Black Friday Discounts Fuel a Wave of Cyber Scams Across Europe
Cyberattacks during Black Friday are projected to surge by more than 400% across Europe, with AI-powered scams becoming dramatically more convincing. According to Europol and ENISA, social engineering attempts peak during major online-shopping events, and almost one in three European consumers has encountered online fraud in the past year.
With social shopping booming and Buy Now, Pay Later services spreading rapidly, cybercriminals have found fertile new ground. Platforms like TikTok Shop — already flagged by several national cybersecurity agencies, including the UK’s NCSC — add a new layer of risk for shoppers.
The Holiday Deals Frenzy Is a Goldmine for Hackers
As millions of European consumers prepare for the Black Friday–Cyber Monday marathon, cybercriminals prepare just as eagerly. AI-assisted scams have made fraudulent pages, emails and customer-service impersonations almost indistinguishable from legitimate ones.
And the numbers are not comforting.
ENISA’s 2024 Cyber Threat Landscape report highlights a 25% rise in phishing campaigns mimicking well-known marketplaces, courier services and payment providers. Globally, more than 38 million phishing attempts linked to fake shopping portals were recorded this year alone.
Some tactics have become depressingly familiar:
- Replica websites cloned down to the favicon
- SEO-poisoned listings (the so-called “Phish-and-Ship” campaigns) placing fake shops high in Google results
- Brand lookalikes exploiting a single swapped letter in the domain
More than a thousand online stores across Europe have already been compromised through these SEO-driven attacks since 2019.
Social Commerce and BNPL: The New Playground for Scammers
TikTok, Instagram and emerging social-commerce tools have changed how Europeans discover and buy products — and criminals noticed.
Ofcom reports that 24% of UK adults discover new brands directly via social feeds, and TikTok users now spend over 30 hours a month inside the app. The arrival of TikTok Shop has accelerated fraudulent listings, fake seller accounts and misleading promotions.

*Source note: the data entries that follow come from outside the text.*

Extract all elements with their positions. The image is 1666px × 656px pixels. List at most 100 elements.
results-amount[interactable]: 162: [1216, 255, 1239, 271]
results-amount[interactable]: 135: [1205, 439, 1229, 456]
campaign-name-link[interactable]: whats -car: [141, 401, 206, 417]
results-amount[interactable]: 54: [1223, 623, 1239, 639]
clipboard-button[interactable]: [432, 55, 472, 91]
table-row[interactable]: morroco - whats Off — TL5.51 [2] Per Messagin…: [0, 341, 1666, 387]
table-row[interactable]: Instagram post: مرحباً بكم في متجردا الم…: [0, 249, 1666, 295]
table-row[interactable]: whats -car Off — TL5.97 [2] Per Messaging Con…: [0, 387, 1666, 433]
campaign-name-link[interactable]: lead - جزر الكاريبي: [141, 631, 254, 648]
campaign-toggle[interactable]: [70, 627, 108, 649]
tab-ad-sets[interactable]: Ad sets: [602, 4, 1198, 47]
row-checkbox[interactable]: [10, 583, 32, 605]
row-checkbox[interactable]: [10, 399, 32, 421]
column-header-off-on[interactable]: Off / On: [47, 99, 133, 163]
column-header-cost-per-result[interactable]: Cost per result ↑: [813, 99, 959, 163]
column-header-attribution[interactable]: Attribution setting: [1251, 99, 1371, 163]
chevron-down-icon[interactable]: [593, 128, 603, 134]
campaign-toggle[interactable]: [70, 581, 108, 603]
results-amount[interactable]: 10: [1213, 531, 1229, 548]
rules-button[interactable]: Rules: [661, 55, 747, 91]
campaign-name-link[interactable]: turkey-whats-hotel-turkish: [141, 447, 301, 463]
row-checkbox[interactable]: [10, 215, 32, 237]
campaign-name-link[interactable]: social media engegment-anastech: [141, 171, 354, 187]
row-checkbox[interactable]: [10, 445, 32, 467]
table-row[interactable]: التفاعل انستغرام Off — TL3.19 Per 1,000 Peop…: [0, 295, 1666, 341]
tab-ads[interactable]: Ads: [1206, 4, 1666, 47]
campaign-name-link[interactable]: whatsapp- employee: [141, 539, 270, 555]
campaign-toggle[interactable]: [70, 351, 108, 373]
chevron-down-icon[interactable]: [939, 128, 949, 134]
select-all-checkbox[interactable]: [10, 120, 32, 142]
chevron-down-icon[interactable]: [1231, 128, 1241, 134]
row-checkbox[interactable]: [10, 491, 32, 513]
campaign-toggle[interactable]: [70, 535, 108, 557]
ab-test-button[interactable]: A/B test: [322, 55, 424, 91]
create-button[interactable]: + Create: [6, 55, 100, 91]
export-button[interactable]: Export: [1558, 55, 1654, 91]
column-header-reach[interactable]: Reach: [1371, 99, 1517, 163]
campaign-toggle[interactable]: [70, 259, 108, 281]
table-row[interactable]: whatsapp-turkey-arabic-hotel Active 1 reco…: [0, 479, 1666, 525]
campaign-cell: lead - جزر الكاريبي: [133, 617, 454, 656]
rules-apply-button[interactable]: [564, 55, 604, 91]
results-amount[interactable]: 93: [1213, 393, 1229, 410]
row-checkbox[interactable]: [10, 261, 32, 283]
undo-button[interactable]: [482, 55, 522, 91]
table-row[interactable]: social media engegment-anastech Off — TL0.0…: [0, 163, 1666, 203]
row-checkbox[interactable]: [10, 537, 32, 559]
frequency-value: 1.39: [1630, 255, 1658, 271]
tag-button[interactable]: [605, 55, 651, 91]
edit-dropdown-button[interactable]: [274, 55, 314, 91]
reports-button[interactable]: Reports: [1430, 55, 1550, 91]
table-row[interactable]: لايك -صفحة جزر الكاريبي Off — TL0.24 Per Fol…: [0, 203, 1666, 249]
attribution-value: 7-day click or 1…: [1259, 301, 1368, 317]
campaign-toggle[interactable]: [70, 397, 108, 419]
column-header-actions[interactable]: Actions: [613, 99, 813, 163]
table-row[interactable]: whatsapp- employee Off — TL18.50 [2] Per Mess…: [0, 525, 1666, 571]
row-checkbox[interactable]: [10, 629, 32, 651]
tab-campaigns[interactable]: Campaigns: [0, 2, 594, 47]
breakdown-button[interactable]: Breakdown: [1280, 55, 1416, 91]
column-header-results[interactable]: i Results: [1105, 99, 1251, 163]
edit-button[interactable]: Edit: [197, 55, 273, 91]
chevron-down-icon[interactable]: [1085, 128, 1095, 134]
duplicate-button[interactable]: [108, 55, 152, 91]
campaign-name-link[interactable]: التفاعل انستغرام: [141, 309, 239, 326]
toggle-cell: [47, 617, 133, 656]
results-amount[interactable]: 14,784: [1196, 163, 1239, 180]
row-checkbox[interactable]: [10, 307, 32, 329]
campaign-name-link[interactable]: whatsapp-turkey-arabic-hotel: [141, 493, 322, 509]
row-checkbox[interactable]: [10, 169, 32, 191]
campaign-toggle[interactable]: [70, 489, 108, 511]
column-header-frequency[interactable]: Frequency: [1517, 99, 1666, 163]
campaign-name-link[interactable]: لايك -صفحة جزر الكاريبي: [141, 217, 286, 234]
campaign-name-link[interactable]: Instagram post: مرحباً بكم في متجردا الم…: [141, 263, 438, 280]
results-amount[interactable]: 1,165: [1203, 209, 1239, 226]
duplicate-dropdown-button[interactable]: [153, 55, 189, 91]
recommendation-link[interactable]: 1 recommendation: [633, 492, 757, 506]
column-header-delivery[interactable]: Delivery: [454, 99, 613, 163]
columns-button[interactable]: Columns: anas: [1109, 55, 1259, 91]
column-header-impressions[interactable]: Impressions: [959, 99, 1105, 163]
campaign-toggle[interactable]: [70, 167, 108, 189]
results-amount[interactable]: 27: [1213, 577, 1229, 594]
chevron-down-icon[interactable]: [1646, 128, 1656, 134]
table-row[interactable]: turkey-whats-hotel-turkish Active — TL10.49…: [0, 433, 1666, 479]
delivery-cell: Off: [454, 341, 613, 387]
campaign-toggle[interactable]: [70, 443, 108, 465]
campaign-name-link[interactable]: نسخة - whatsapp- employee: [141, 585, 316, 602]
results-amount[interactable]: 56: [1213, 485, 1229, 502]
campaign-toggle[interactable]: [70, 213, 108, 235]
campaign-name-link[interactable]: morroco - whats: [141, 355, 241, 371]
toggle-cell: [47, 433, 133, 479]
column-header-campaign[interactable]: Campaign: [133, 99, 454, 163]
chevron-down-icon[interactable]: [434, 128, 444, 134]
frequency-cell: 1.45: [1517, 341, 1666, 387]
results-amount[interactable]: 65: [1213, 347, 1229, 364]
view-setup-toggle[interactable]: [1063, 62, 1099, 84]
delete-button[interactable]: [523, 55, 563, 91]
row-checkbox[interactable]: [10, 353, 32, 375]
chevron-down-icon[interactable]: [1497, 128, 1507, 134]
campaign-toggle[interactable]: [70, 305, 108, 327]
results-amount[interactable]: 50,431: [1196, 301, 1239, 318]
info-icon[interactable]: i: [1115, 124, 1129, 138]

Several EU consumer-protection authorities have launched investigations into misleading ads and unsafe listings promoted via social commerce.
Meanwhile, Buy Now, Pay Later (BNPL) platforms are being abused in identity-theft schemes, opening the door to fraudulent checkout attempts and quick-purchase scams.

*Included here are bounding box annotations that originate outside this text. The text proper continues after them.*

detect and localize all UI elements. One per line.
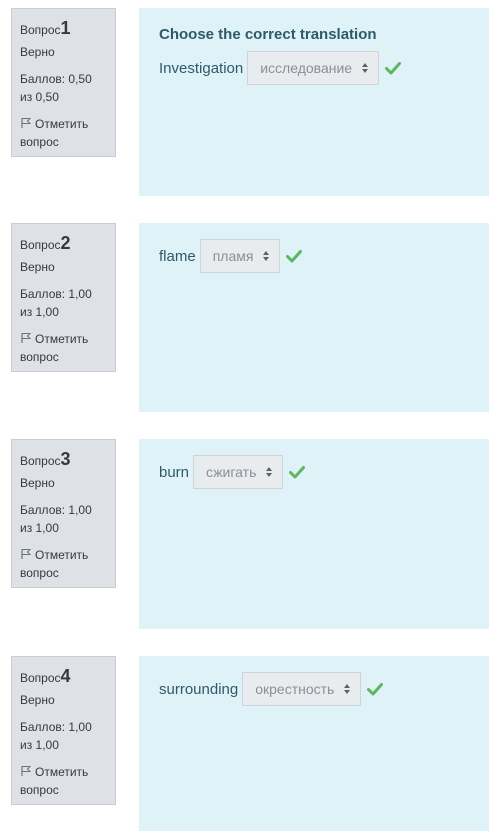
question-number: 3 xyxy=(60,449,71,469)
translation-select[interactable]: окрестность xyxy=(242,672,362,706)
check-icon xyxy=(289,466,306,479)
answer-row: surrounding окрестность xyxy=(159,672,469,706)
question-grade: Баллов: 1,00 из 1,00 xyxy=(20,503,92,535)
question-text: Choose the correct translation xyxy=(159,26,377,43)
question-number: 2 xyxy=(60,233,71,253)
flag-icon xyxy=(21,333,32,343)
question-content-4: surrounding окрестность xyxy=(139,656,489,831)
flag-question-link[interactable]: Отметить вопрос xyxy=(20,763,107,799)
question-grade: Баллов: 1,00 из 1,00 xyxy=(20,720,92,752)
question-state: Верно xyxy=(20,693,55,707)
question-label: Вопрос xyxy=(20,23,61,37)
question-number-line: Вопрос3 xyxy=(20,448,107,472)
question-label: Вопрос xyxy=(20,238,61,252)
flag-question-link[interactable]: Отметить вопрос xyxy=(20,330,107,366)
answer-word: burn xyxy=(159,463,190,481)
answer-row: Investigation исследование xyxy=(159,51,469,85)
answer-row: burn сжигать xyxy=(159,455,469,489)
check-icon xyxy=(367,683,384,696)
question-content-1: Choose the correct translation Investiga… xyxy=(139,8,489,196)
select-arrows-icon xyxy=(263,251,270,261)
question-number-line: Вопрос2 xyxy=(20,232,107,256)
question-grade: Баллов: 0,50 из 0,50 xyxy=(20,72,92,104)
quiz-review-page: Вопрос1 Верно Баллов: 0,50 из 0,50 Отмет… xyxy=(0,0,489,831)
translation-select[interactable]: сжигать xyxy=(193,455,284,489)
selected-value: окрестность xyxy=(255,681,335,697)
question-content-2: flame пламя xyxy=(139,223,489,412)
flag-question-link[interactable]: Отметить вопрос xyxy=(20,115,107,151)
select-arrows-icon xyxy=(344,684,351,694)
question-info-4: Вопрос4 Верно Баллов: 1,00 из 1,00 Отмет… xyxy=(11,656,116,805)
question-label: Вопрос xyxy=(20,671,61,685)
question-info-2: Вопрос2 Верно Баллов: 1,00 из 1,00 Отмет… xyxy=(11,223,116,372)
translation-select[interactable]: пламя xyxy=(199,239,281,273)
check-icon xyxy=(286,250,303,263)
answer-word: Investigation xyxy=(159,59,244,77)
select-arrows-icon xyxy=(266,467,273,477)
selected-value: исследование xyxy=(260,60,353,76)
question-number: 1 xyxy=(60,18,71,38)
selected-value: пламя xyxy=(212,248,254,264)
question-info-1: Вопрос1 Верно Баллов: 0,50 из 0,50 Отмет… xyxy=(11,8,116,157)
question-number: 4 xyxy=(60,666,71,686)
question-content-3: burn сжигать xyxy=(139,439,489,629)
question-label: Вопрос xyxy=(20,454,61,468)
flag-icon xyxy=(21,766,32,776)
question-number-line: Вопрос1 xyxy=(20,17,107,41)
question-state: Верно xyxy=(20,476,55,490)
flag-icon xyxy=(21,549,32,559)
answer-row: flame пламя xyxy=(159,239,469,273)
answer-word: flame xyxy=(159,247,196,265)
translation-select[interactable]: исследование xyxy=(247,51,380,85)
check-icon xyxy=(385,62,402,75)
question-grade: Баллов: 1,00 из 1,00 xyxy=(20,287,92,319)
question-info-3: Вопрос3 Верно Баллов: 1,00 из 1,00 Отмет… xyxy=(11,439,116,588)
answer-word: surrounding xyxy=(159,680,239,698)
selected-value: сжигать xyxy=(206,464,257,480)
question-number-line: Вопрос4 xyxy=(20,665,107,689)
question-state: Верно xyxy=(20,260,55,274)
question-state: Верно xyxy=(20,45,55,59)
flag-icon xyxy=(21,118,32,128)
select-arrows-icon xyxy=(362,63,369,73)
flag-question-link[interactable]: Отметить вопрос xyxy=(20,546,107,582)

Every Click Leaves a Trail — and Hackers Follow It
Businesses face their own risks during the shopping season.
A 2024 Netskope study found that in 87% of European companies, employees downloaded at least one malware-infected file from cloud services such as Google Drive or GitHub every month. All it takes is one unverified file disguised as an order confirmation or shipping label.
Cybercriminals thrive on emotional triggers — FOMO, urgency, the thrill of a “too good to be true” deal. And Black Friday serves them all on a silver platter.

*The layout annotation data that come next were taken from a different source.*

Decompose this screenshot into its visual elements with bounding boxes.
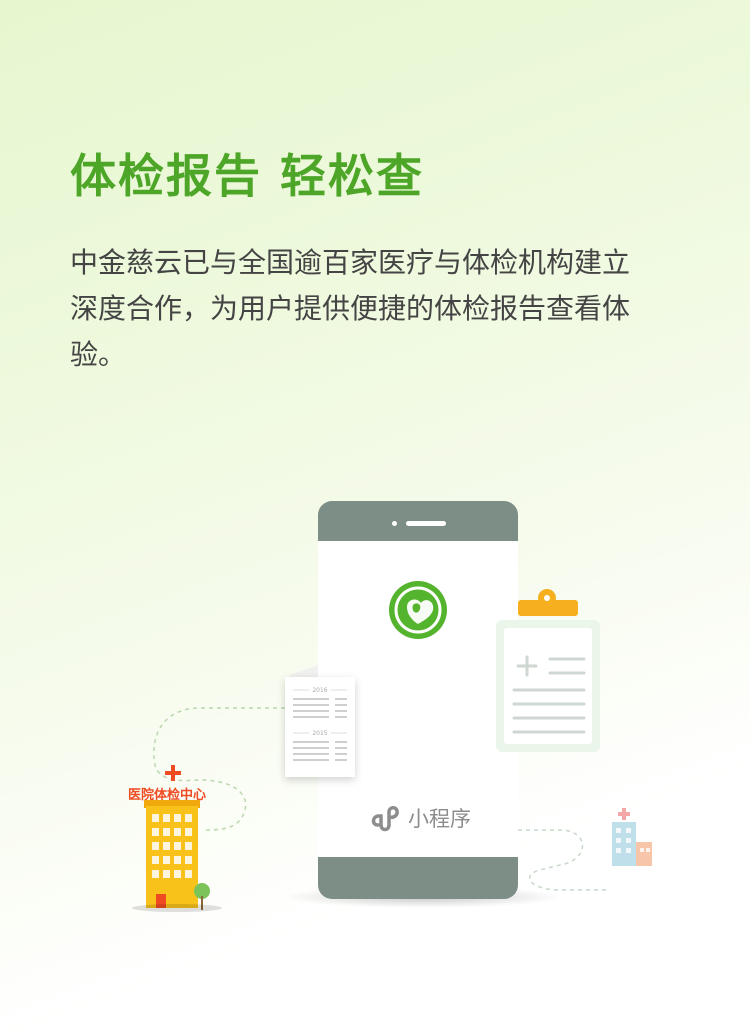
- hospital-building: [146, 806, 198, 908]
- clipboard-ring: [538, 589, 556, 607]
- phone-camera: [392, 521, 397, 526]
- illustration: 小程序 2016 2015 医院体检中心: [0, 480, 750, 940]
- mini-program-badge: 小程序: [368, 803, 471, 833]
- report-document-icon: 2016 2015: [285, 677, 355, 777]
- phone-speaker: [406, 521, 446, 526]
- small-hospital-icon: [612, 808, 652, 866]
- building-shadow: [132, 904, 222, 912]
- page-title: 体检报告 轻松查: [70, 149, 425, 203]
- mini-program-icon: [371, 806, 399, 832]
- app-logo-icon: [389, 581, 447, 639]
- hospital-cross-icon: [165, 765, 181, 781]
- page-description: 中金慈云已与全国逾百家医疗与体检机构建立深度合作，为用户提供便捷的体检报告查看体…: [70, 246, 631, 371]
- mini-program-label: 小程序: [408, 807, 471, 831]
- clipboard-icon: [496, 620, 600, 752]
- report-year-2015: 2015: [312, 730, 328, 737]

How to Shop Safely Online (Without Killing the Fun)
Some precautions sound basic, but they’re your strongest shield:
- Check the HTTPS padlock
And examine the domain with care. One swapped character is enough to fool even experienced users. - Use virtual or prepaid cards
They let you set low spending limits and deactivate the card quickly if something feels suspicious. - Enable two-factor authentication
Even if someone steals your password, MFA blocks most unauthorized attempts. - Keep devices and apps updated
Outdated operating systems and browsers leave open doors that attackers know by heart. - Be suspicious of outrageous discounts
A next-gen console at a quarter of the price or a flagship smartphone with a 70% discount isn’t a lucky break. It’s bait. - Avoid public Wi-Fi for payments
Cafés, hotels and airports are ideal locations for data interception. If you can’t avoid public Wi-Fi, use a mobile hotspot or a trustworthy VPN. - Review your bank statements during peak season
Quick detection matters. A single suspicious charge is often the earliest sign of a compromised card.
Stay Updated: European Sources That Matter
To stay one step ahead, refer to trusted agencies:
- ENISA – European Union Agency for Cybersecurity
- Europol – EC3 (European Cybercrime Centre)
- NCSC (UK) – National Cyber Security Centre
- CERT-EU & national CSIRTs
- European Consumer Centres (ECC-Net) for cross-border e-commerce issues
Reading independent reviews, checking seller legitimacy and verifying real customer contacts can make the difference between scoring a deal and falling for a scam.
The Bottom Line
Digital awareness remains the strongest defence.
Technology evolves, scams evolve, but the core rule stays the same: if a deal looks too good, it probably wants more from you than your money.